Afterwards the soldiers were ordered to cut my hair, which I also refused. First they tried to cut it, while I was sitting on a chair. Then they laid me down on the floor. 5-6 soldiers were pressing my body down, while another one was cutting my hair. At the same time another person was striking my left foot 4-5 times with a hard thing very severely. I was put handcuffed into a cell the same night. There was one more prisoner in the cell.


On the 25th of October 2002 at 9 PM I presented my petition to the Sergeant Major Selim Kopar, stating that I started a hunger strike and explaining my reasons.


I was held in the two-person cell with my hands handcuffed on my back. On the 30th of October I was brought to the courtyard to attend at the enumeration. I was still handcuffed and wearing the uniform. Colonel Durdu Solak approached to me and ordered me to take the “attention” position. I refused. The colonel kicked my leg two times. The second kick hit my left ankle. The kick was extremely severe and the lead to a wound of 10-12 cm. The colonel ordered my legs to be handcuffed. The handcuffing was very tight and the circulation of blood was interrupted. My ankles started to turn purple and got bruised. Therefore the colonel ordered the soldiers to put off the handcuffs and to prepare a special iron chain.[1]


My ankles were handcuffed with this chains on the 1st of November 2002. It was put on whenever I was brought to the prison doctor for inspection (daily), when my lawyers visited me and when I was summoned in the court yard for enumeration (daily).


Whenever Colonel Durdu Solak summons me, he is ordering me to draw my feet together and to stay “attention”. I refuse and he orders the soldiers to padlock the chains together, to create the illusion of obedience. You can see the wounds of the chains on the level of my ankles.


I was kept in the cell handcuffed from behind since the 25th of October until 3-4 days ago. They were only removed, when I needed to go to the toilet.


I am not allowed to breathe fresh air, except the formal enumeration every morning at 7.45 AM (15 minutes).

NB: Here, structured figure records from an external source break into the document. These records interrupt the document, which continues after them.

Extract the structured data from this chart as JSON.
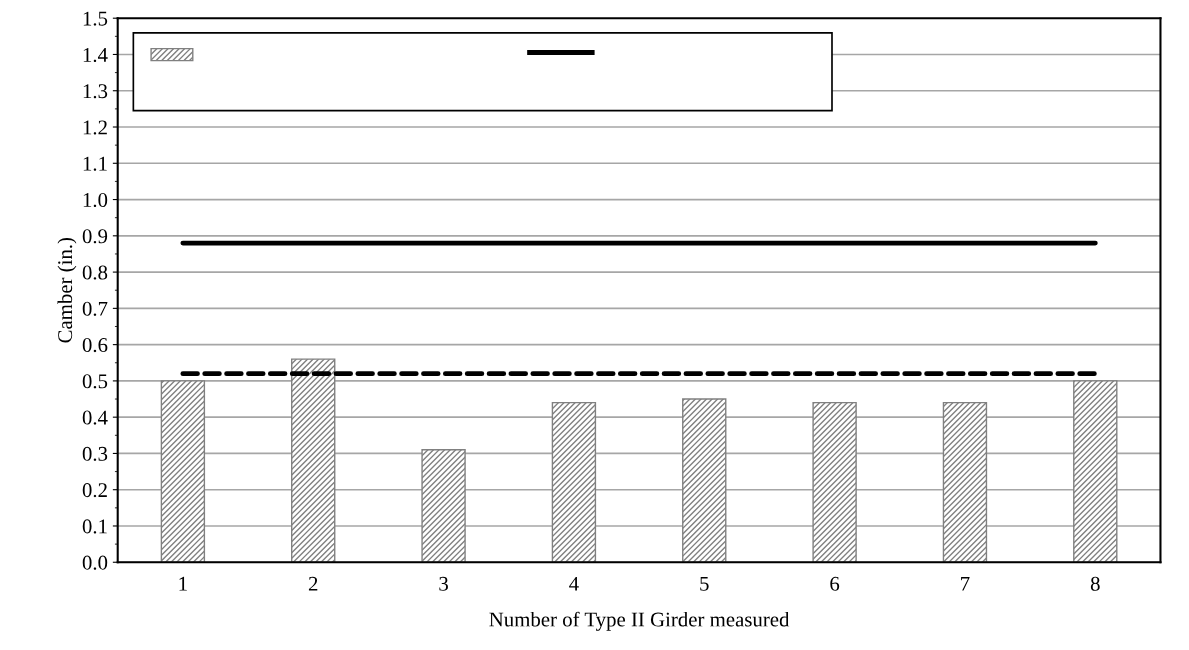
{
  "chart_data": {
    "type": "bar",
    "xlabel": "Number of Type II Girder measured",
    "ylabel": "Camber (in.)",
    "categories": [
      "1",
      "2",
      "3",
      "4",
      "5",
      "6",
      "7",
      "8"
    ],
    "series": [
      {
        "color": "#808080",
        "values": [
          0.5,
          0.56,
          0.31,
          0.44,
          0.45,
          0.44,
          0.44,
          0.5
        ]
      },
      {
        "type": "line",
        "color": "#000000",
        "line_style": "solid",
        "values": [
          0.88,
          0.88,
          0.88,
          0.88,
          0.88,
          0.88,
          0.88,
          0.88
        ]
      },
      {
        "type": "line",
        "color": "#000000",
        "line_style": "dashed",
        "values": [
          0.52,
          0.52,
          0.52,
          0.52,
          0.52,
          0.52,
          0.52,
          0.52
        ]
      }
    ],
    "ylim": [
      0.0,
      1.5
    ],
    "yticks": [
      {
        "value": 0,
        "label": "0.0"
      },
      0.1,
      0.2,
      0.3,
      0.4,
      0.5,
      0.6,
      0.7,
      0.8,
      0.9,
      {
        "value": 1,
        "label": "1.0"
      },
      1.1,
      1.2,
      1.3,
      1.4,
      1.5
    ],
    "grid": "y",
    "marker": "none"
  }
}
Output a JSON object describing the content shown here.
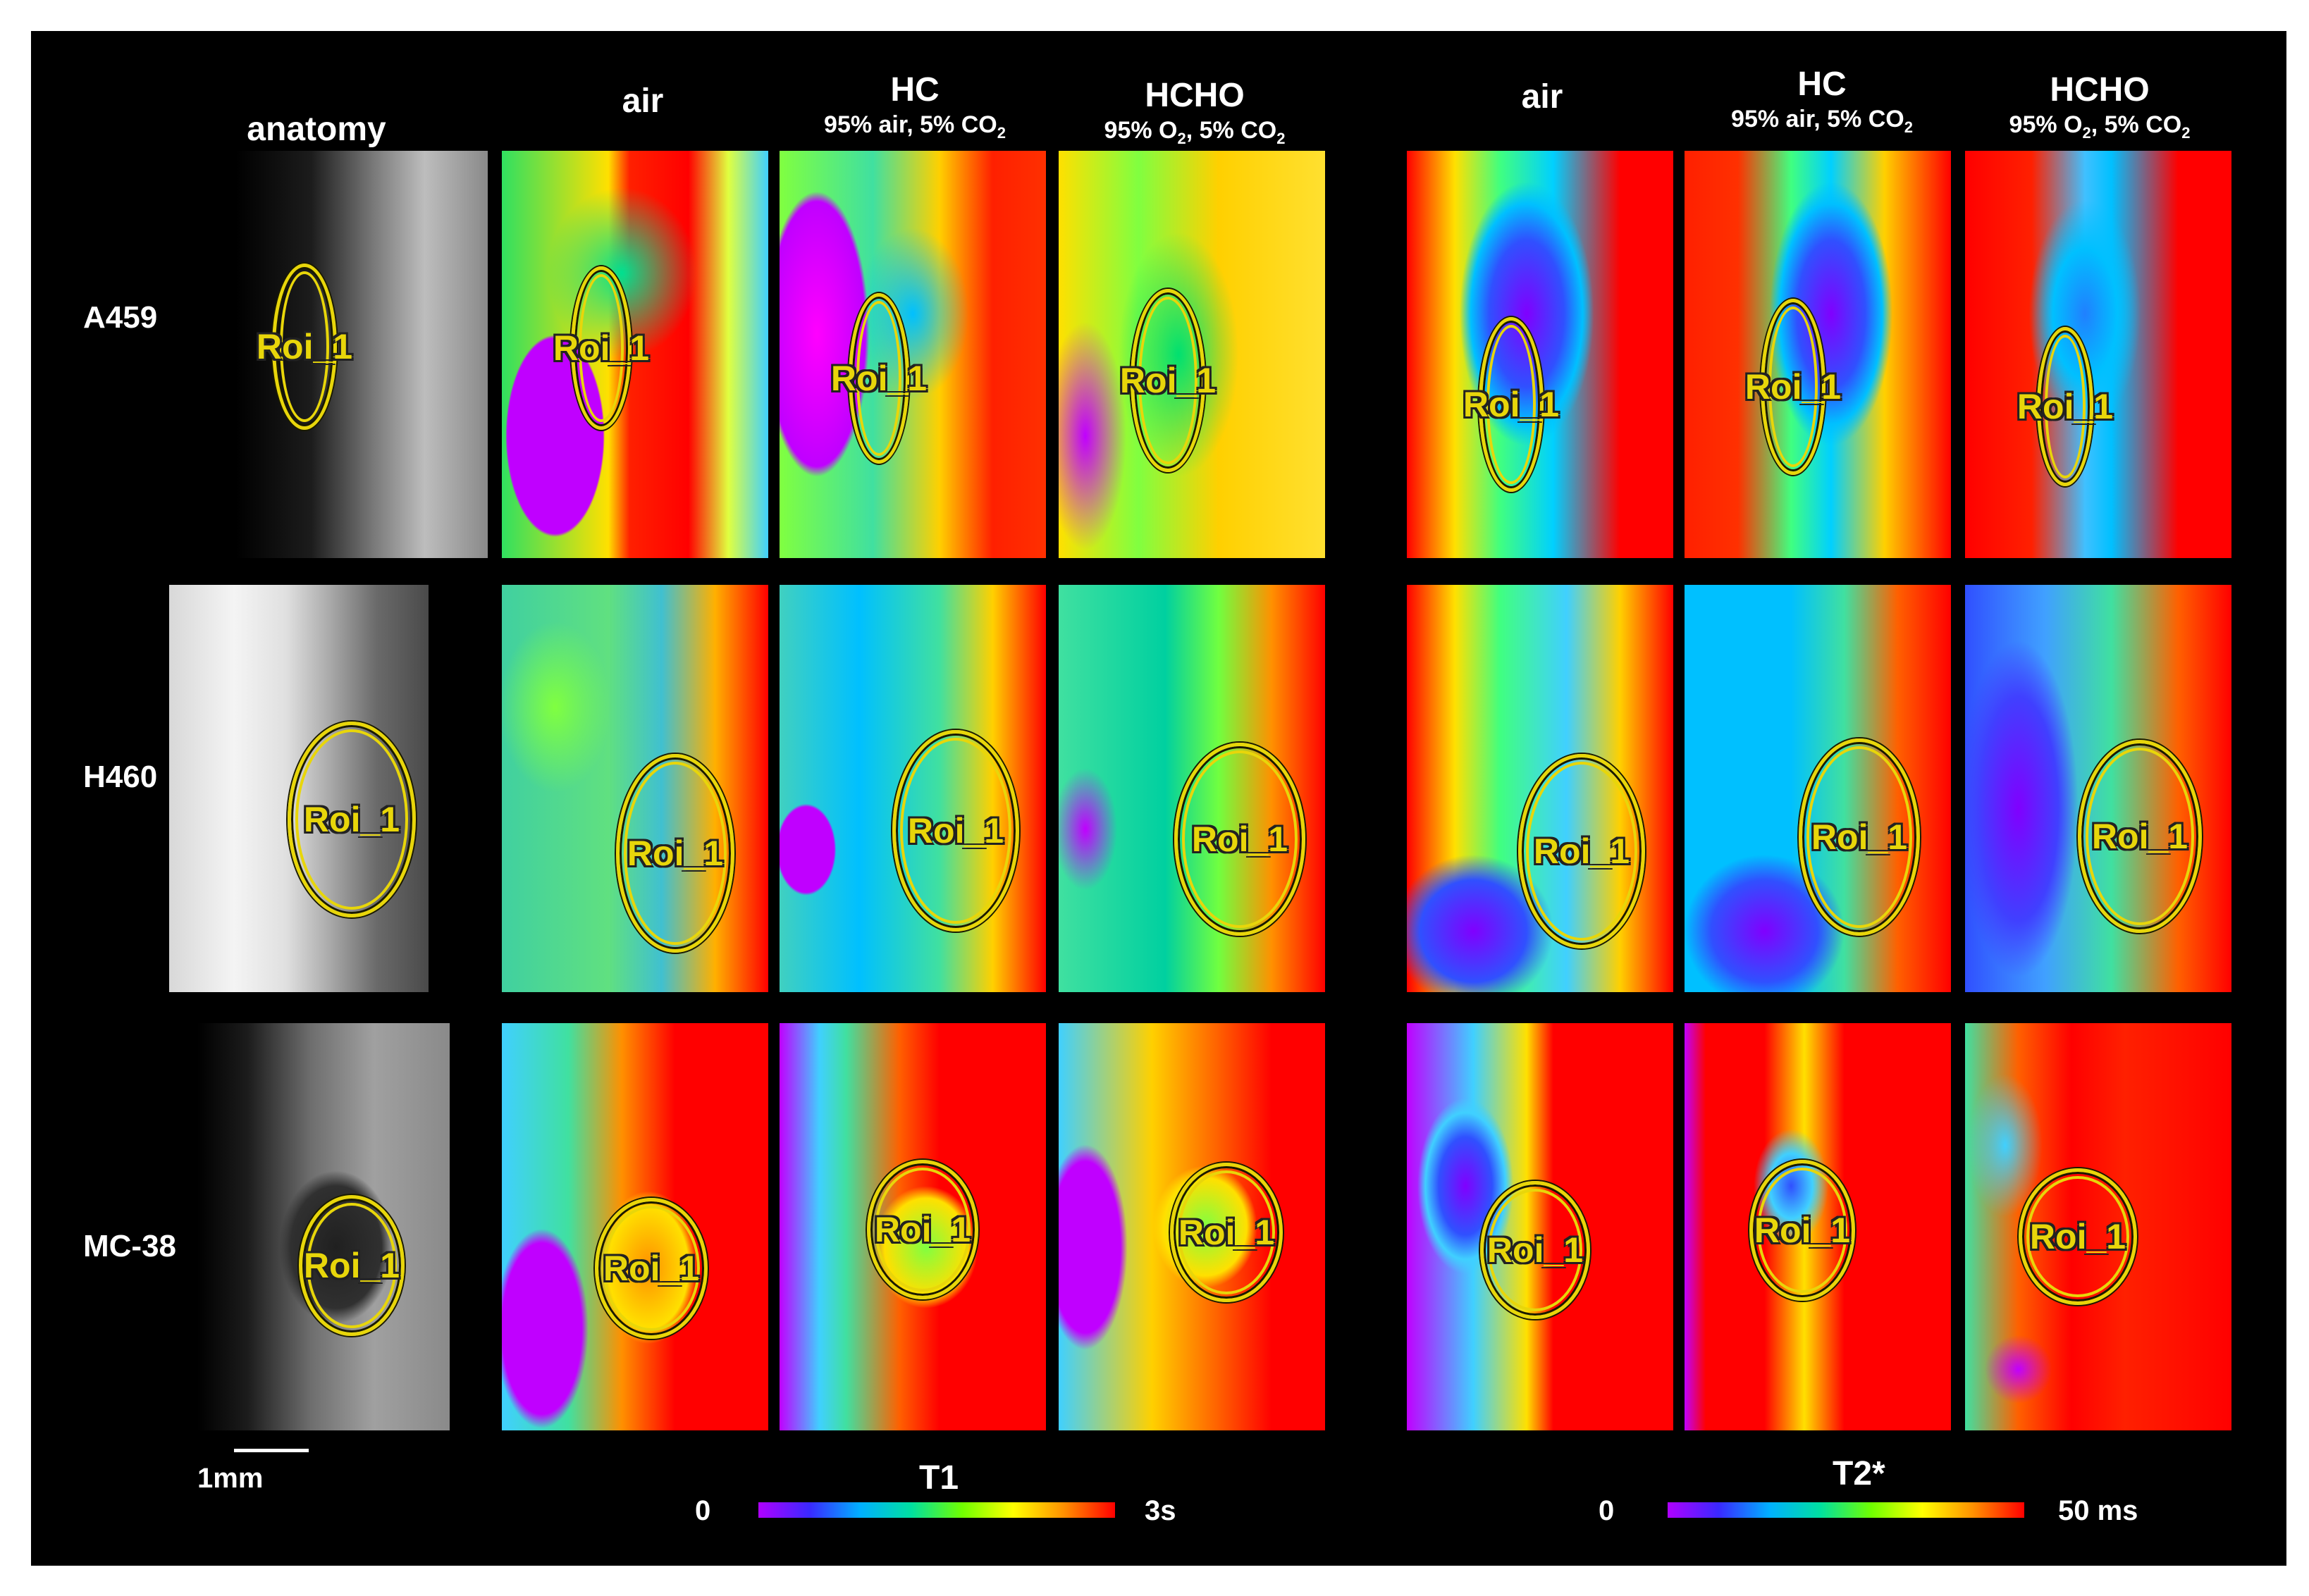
{
  "column_headers": {
    "anatomy": "anatomy",
    "t1": [
      {
        "title": "air",
        "sub": ""
      },
      {
        "title": "HC",
        "sub": "95% air, 5% CO",
        "sub_sub": "2"
      },
      {
        "title": "HCHO",
        "sub": "95% O",
        "sub_mid": "2",
        "sub_end": ", 5% CO",
        "sub_sub": "2"
      }
    ],
    "t2": [
      {
        "title": "air",
        "sub": ""
      },
      {
        "title": "HC",
        "sub": "95% air, 5% CO",
        "sub_sub": "2"
      },
      {
        "title": "HCHO",
        "sub": "95% O",
        "sub_mid": "2",
        "sub_end": ", 5% CO",
        "sub_sub": "2"
      }
    ]
  },
  "rows": [
    "A459",
    "H460",
    "MC-38"
  ],
  "roi_label": "Roi_1",
  "scale_bar": {
    "label": "1mm"
  },
  "colorbars": {
    "t1": {
      "title": "T1",
      "min": "0",
      "max": "3s"
    },
    "t2": {
      "title": "T2*",
      "min": "0",
      "max": "50 ms"
    }
  },
  "colors": {
    "roi": "#e8d60a",
    "background": "#000000",
    "text": "#ffffff"
  }
}
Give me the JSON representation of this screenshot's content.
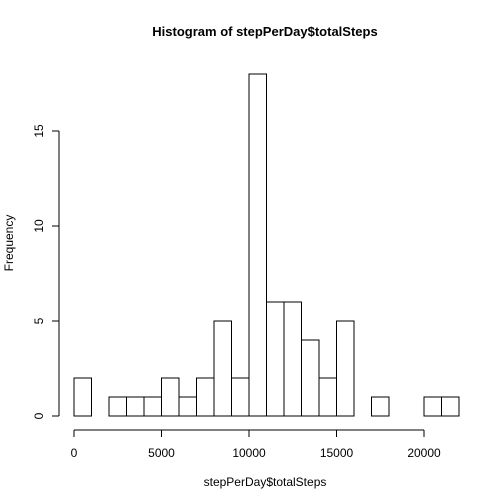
{
  "chart_data": {
    "type": "bar",
    "title": "Histogram of stepPerDay$totalSteps",
    "xlabel": "stepPerDay$totalSteps",
    "ylabel": "Frequency",
    "bin_width": 1000,
    "bins": [
      {
        "from": 0,
        "to": 1000,
        "count": 2
      },
      {
        "from": 1000,
        "to": 2000,
        "count": 0
      },
      {
        "from": 2000,
        "to": 3000,
        "count": 1
      },
      {
        "from": 3000,
        "to": 4000,
        "count": 1
      },
      {
        "from": 4000,
        "to": 5000,
        "count": 1
      },
      {
        "from": 5000,
        "to": 6000,
        "count": 2
      },
      {
        "from": 6000,
        "to": 7000,
        "count": 1
      },
      {
        "from": 7000,
        "to": 8000,
        "count": 2
      },
      {
        "from": 8000,
        "to": 9000,
        "count": 5
      },
      {
        "from": 9000,
        "to": 10000,
        "count": 2
      },
      {
        "from": 10000,
        "to": 11000,
        "count": 18
      },
      {
        "from": 11000,
        "to": 12000,
        "count": 6
      },
      {
        "from": 12000,
        "to": 13000,
        "count": 6
      },
      {
        "from": 13000,
        "to": 14000,
        "count": 4
      },
      {
        "from": 14000,
        "to": 15000,
        "count": 2
      },
      {
        "from": 15000,
        "to": 16000,
        "count": 5
      },
      {
        "from": 16000,
        "to": 17000,
        "count": 0
      },
      {
        "from": 17000,
        "to": 18000,
        "count": 1
      },
      {
        "from": 18000,
        "to": 19000,
        "count": 0
      },
      {
        "from": 19000,
        "to": 20000,
        "count": 0
      },
      {
        "from": 20000,
        "to": 21000,
        "count": 1
      },
      {
        "from": 21000,
        "to": 22000,
        "count": 1
      }
    ],
    "x_ticks": [
      0,
      5000,
      10000,
      15000,
      20000
    ],
    "y_ticks": [
      0,
      5,
      10,
      15
    ],
    "xlim": [
      0,
      22000
    ],
    "ylim": [
      0,
      18
    ],
    "grid": false,
    "legend": "none"
  }
}
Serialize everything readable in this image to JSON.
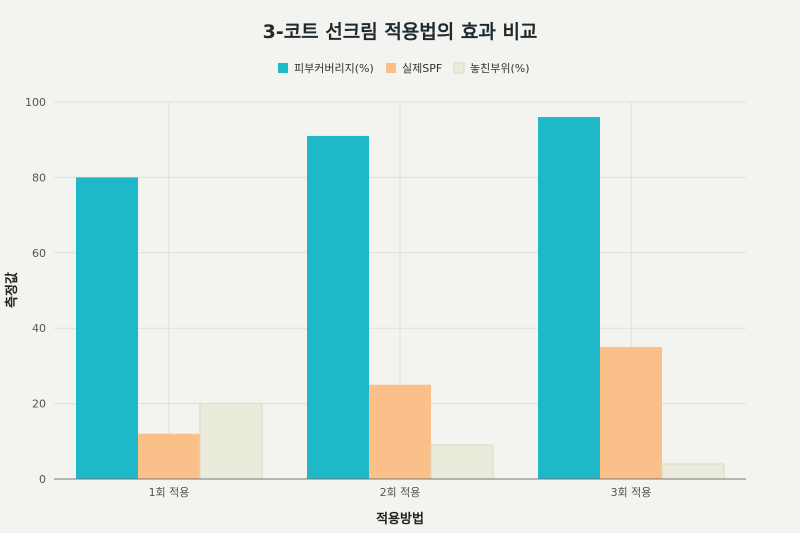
{
  "chart_data": {
    "type": "bar",
    "title": "3-코트 선크림 적용법의 효과 비교",
    "xlabel": "적용방법",
    "ylabel": "측정값",
    "categories": [
      "1회 적용",
      "2회 적용",
      "3회 적용"
    ],
    "series": [
      {
        "name": "피부커버리지(%)",
        "values": [
          80,
          91,
          96
        ],
        "color": "#1fb8c9"
      },
      {
        "name": "실제SPF",
        "values": [
          12,
          25,
          35
        ],
        "color": "#fbc08a"
      },
      {
        "name": "놓친부위(%)",
        "values": [
          20,
          9,
          4
        ],
        "color": "#ebebdc"
      }
    ],
    "ylim": [
      0,
      100
    ],
    "yticks": [
      0,
      20,
      40,
      60,
      80,
      100
    ],
    "legend_position": "top-center",
    "grid": true
  }
}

I am only allowed to take a shower once in a fortnight and I am not granted hot water. They claim, that the hot water facilities are out of order.


During the first days of my hunger strike, sugar and water were denied, because I had no money to buy it. The prisoners in the neighbouring cell aided me in this matter, so I could get sugar. I have to buy four cubes of sugar for the price of one cup of tea.


Before I came to meet you [the lawyers] I was brought to the doctor, again handcuffed and chained. They put off the chains to weigh me and I was told that my weight is 45 kg at the moment. Afterwards my legs were chained again. But the doctor warned the soldiers to put the chains off before I meet you, as they did. But afterwards I will be chained again.


Mehmet Bal

Verbal statement on the 8th of November

towards his lawyers Suna Coskun and Abdullah Öztürk

[1] According to a physician of the Human Rights Foundation of Turkey, this kind of chains weren’t used in Turkey since the 80s – note of the translator.